Open Source

Best Qwen3.5-35B-A3B GGUF for 24GB VRAM?!

A novel GGUF quantization mix uses only legacy types for potentially faster inference on AMD and Mac hardware.

Deep Dive

A developer known as ubergarm has created and released a novel quantization of Alibaba's Qwen3.5-35B-A3B language model, packaged in the widely compatible GGUF format. The key innovation is the quantization strategy: instead of using newer, more complex methods, this mix employs only legacy llama.cpp quantization types—specifically Q4_0, Q4_1, and Q8_0. The creator's hypothesis is that these older types benefit from more optimized computational kernels, particularly on the Vulkan and ROCm backends used by AMD graphics cards. The resulting model file is 19.776 GB with a density of 4.901 bits-per-weight (BPW), making it a candidate for systems with around 24GB of VRAM, like high-end consumer GPUs.

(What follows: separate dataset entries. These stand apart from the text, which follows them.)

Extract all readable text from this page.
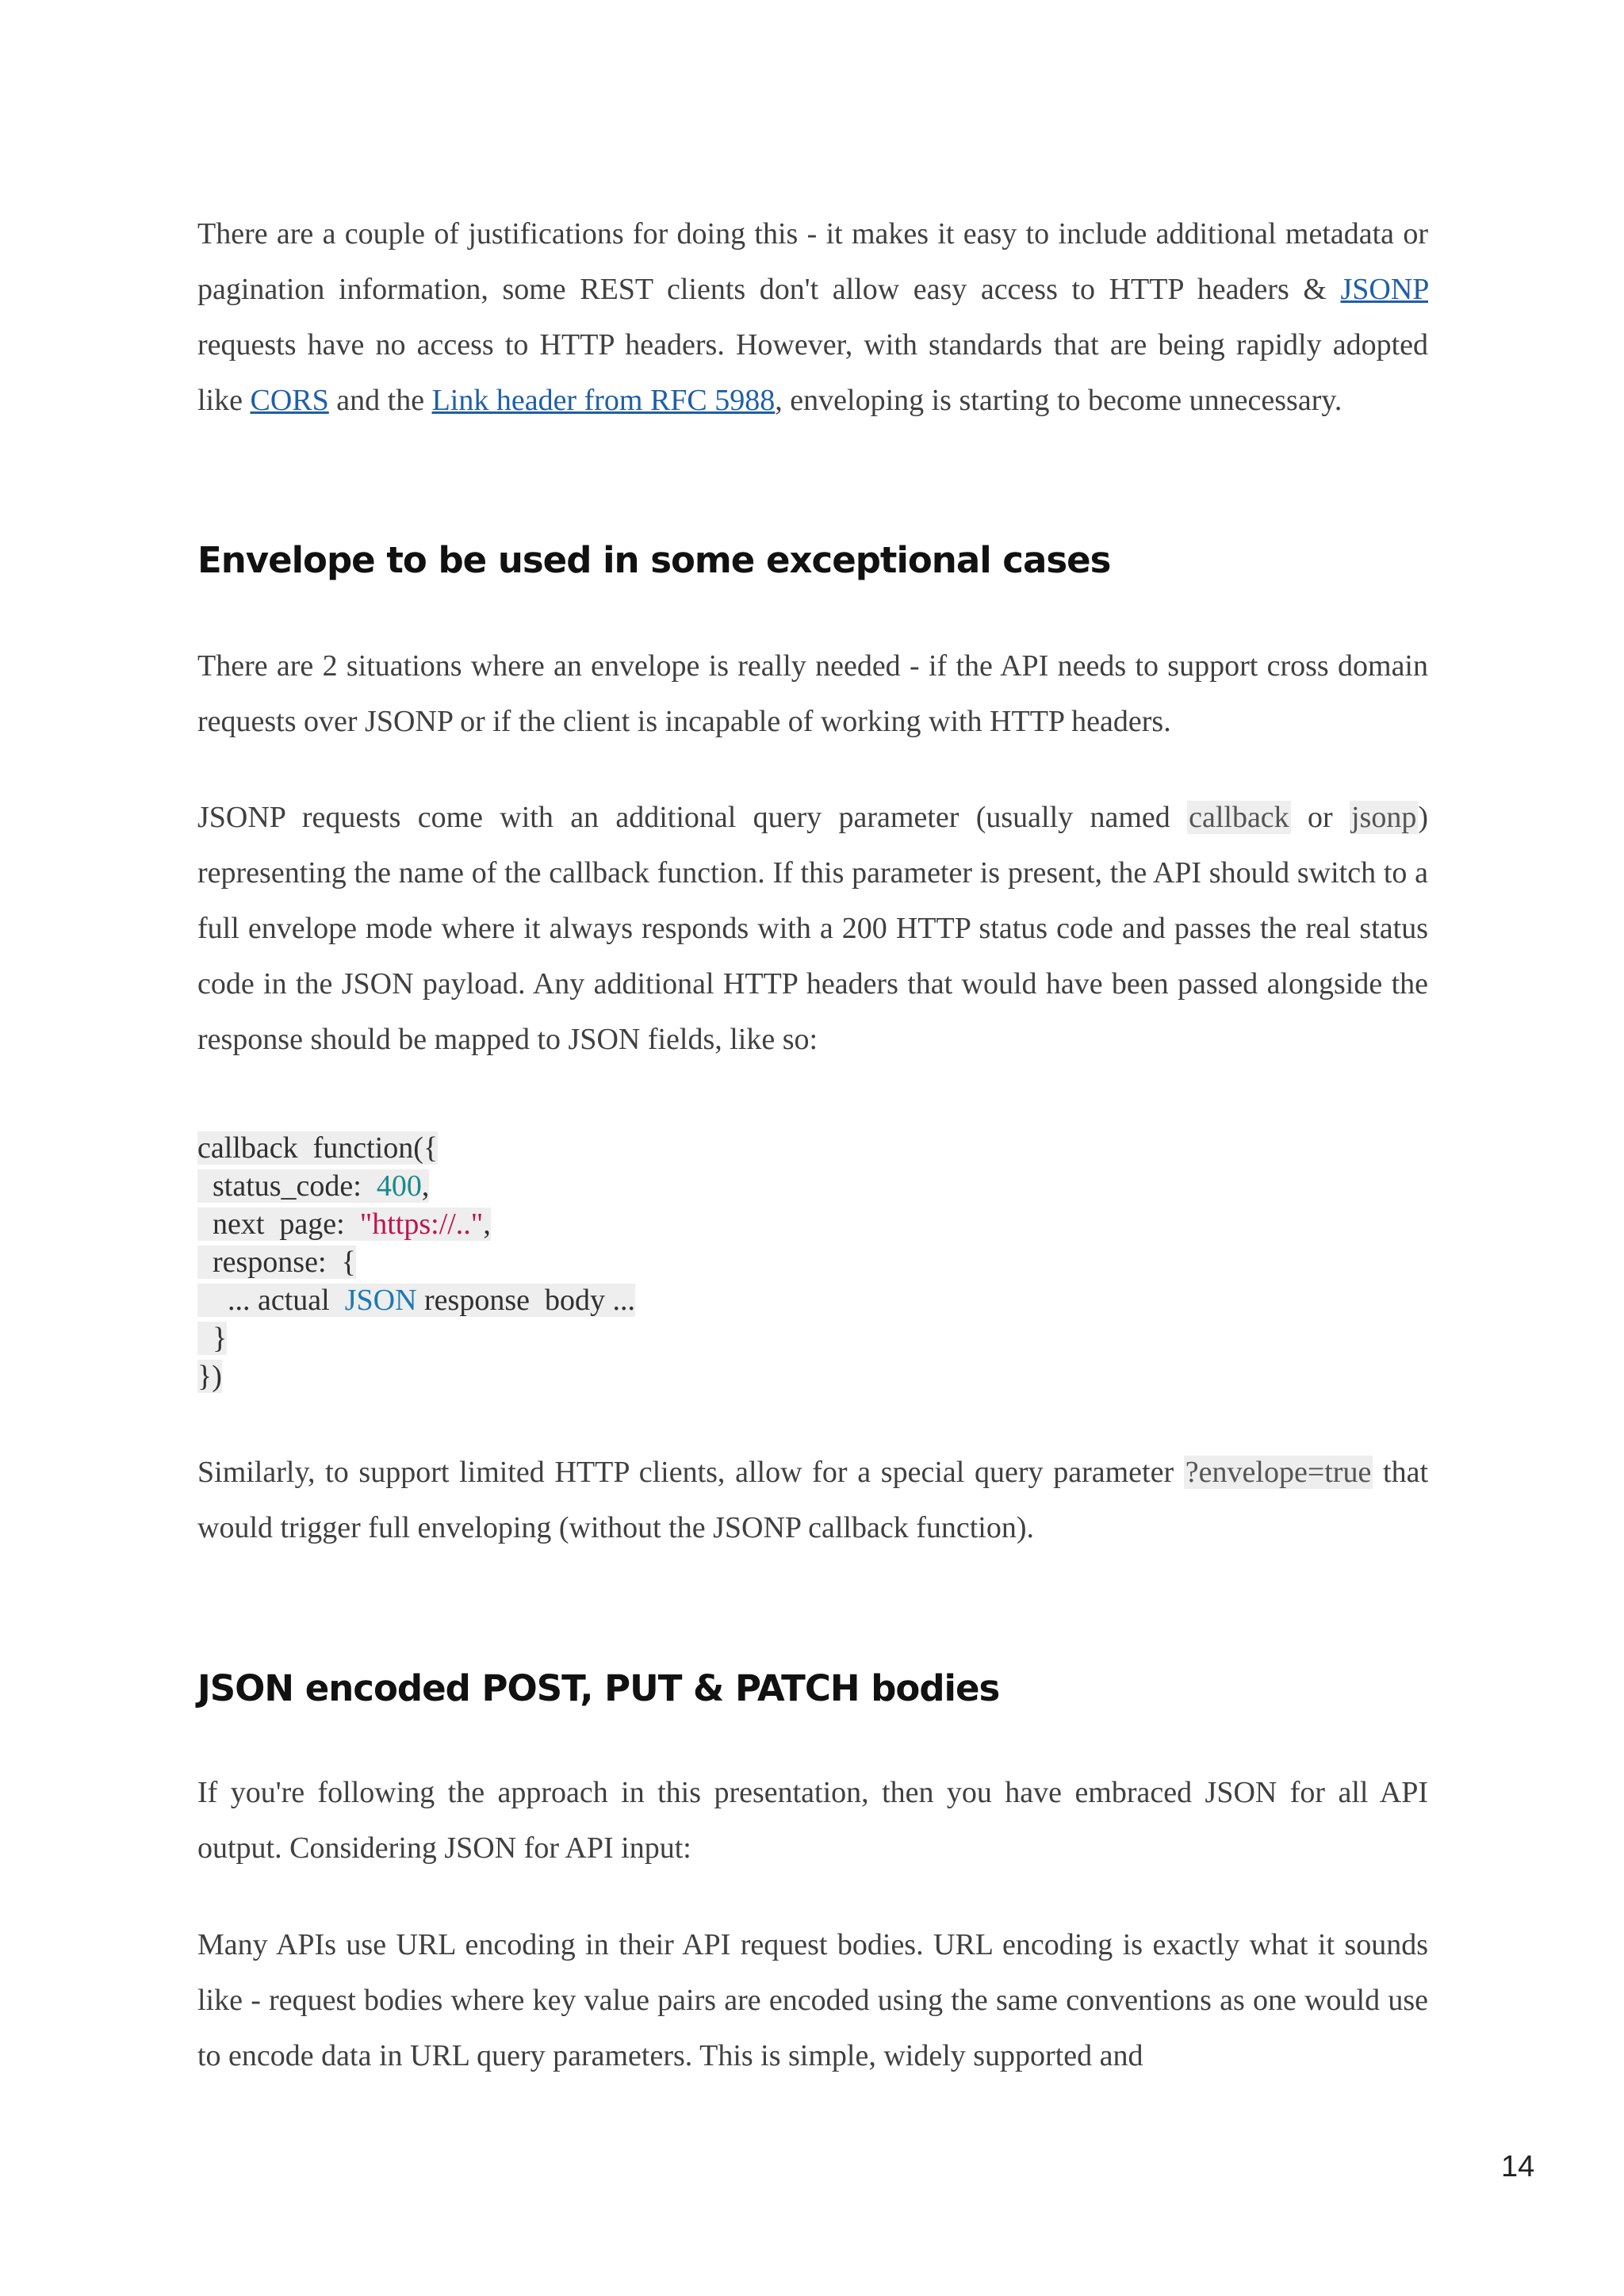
There are a couple of justifications for doing this - it makes it easy to include additional metadata or pagination information, some REST clients don't allow easy access to HTTP headers & JSONP requests have no access to HTTP headers. However, with standards that are being rapidly adopted like CORS and the Link header from RFC 5988, enveloping is starting to become unnecessary.

Envelope to be used in some exceptional cases

There are 2 situations where an envelope is really needed - if the API needs to support cross domain requests over JSONP or if the client is incapable of working with HTTP headers.

JSONP requests come with an additional query parameter (usually named callback or jsonp) representing the name of the callback function. If this parameter is present, the API should switch to a full envelope mode where it always responds with a 200 HTTP status code and passes the real status code in the JSON payload. Any additional HTTP headers that would have been passed alongside the response should be mapped to JSON fields, like so:

callback  function({
status_code:  400,
next  page:  "https://..",
response:  {
... actual  JSON response  body ...
}
})

Similarly, to support limited HTTP clients, allow for a special query parameter ?envelope=true that would trigger full enveloping (without the JSONP callback function).

JSON encoded POST, PUT & PATCH bodies

If you're following the approach in this presentation, then you have embraced JSON for all API output. Considering JSON for API input:

Many APIs use URL encoding in their API request bodies. URL encoding is exactly what it sounds like - request bodies where key value pairs are encoded using the same conventions as one would use to encode data in URL query parameters. This is simple, widely supported and

14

The release targets two primary hardware ecosystems often underserved by AI optimizations: AMD GPUs and Apple Silicon Macs. For AMD users with cards like the Radeon 7900 XTX, the legacy quant types could translate to significantly faster inference speeds in applications like koboldcpp. For Mac users, the mix raises the question of whether it outperforms Apple's native MLX framework for local deployment. The model is fully compatible with mainline llama.cpp and its derivatives, inviting the community to benchmark its perplexity and speed against other leading quants. This work represents the ongoing grassroots effort to squeeze maximum performance from large models on consumer hardware, providing a practical tool for developers and enthusiasts.

Key Points
  • Uses only legacy Q4_0/Q4_1/Q8_0 quantization types for potentially faster kernels on Vulkan/ROCm.
  • Results in a 19.8 GB file (4.9 BPW) targeting systems with ~24GB of VRAM.
  • Aims to boost performance for AMD GPU users and could offer benefits for Apple Silicon Macs.

Why It Matters

Provides a highly optimized, efficient version of a powerful 35B-parameter model for running locally on consumer-grade AMD and Apple hardware.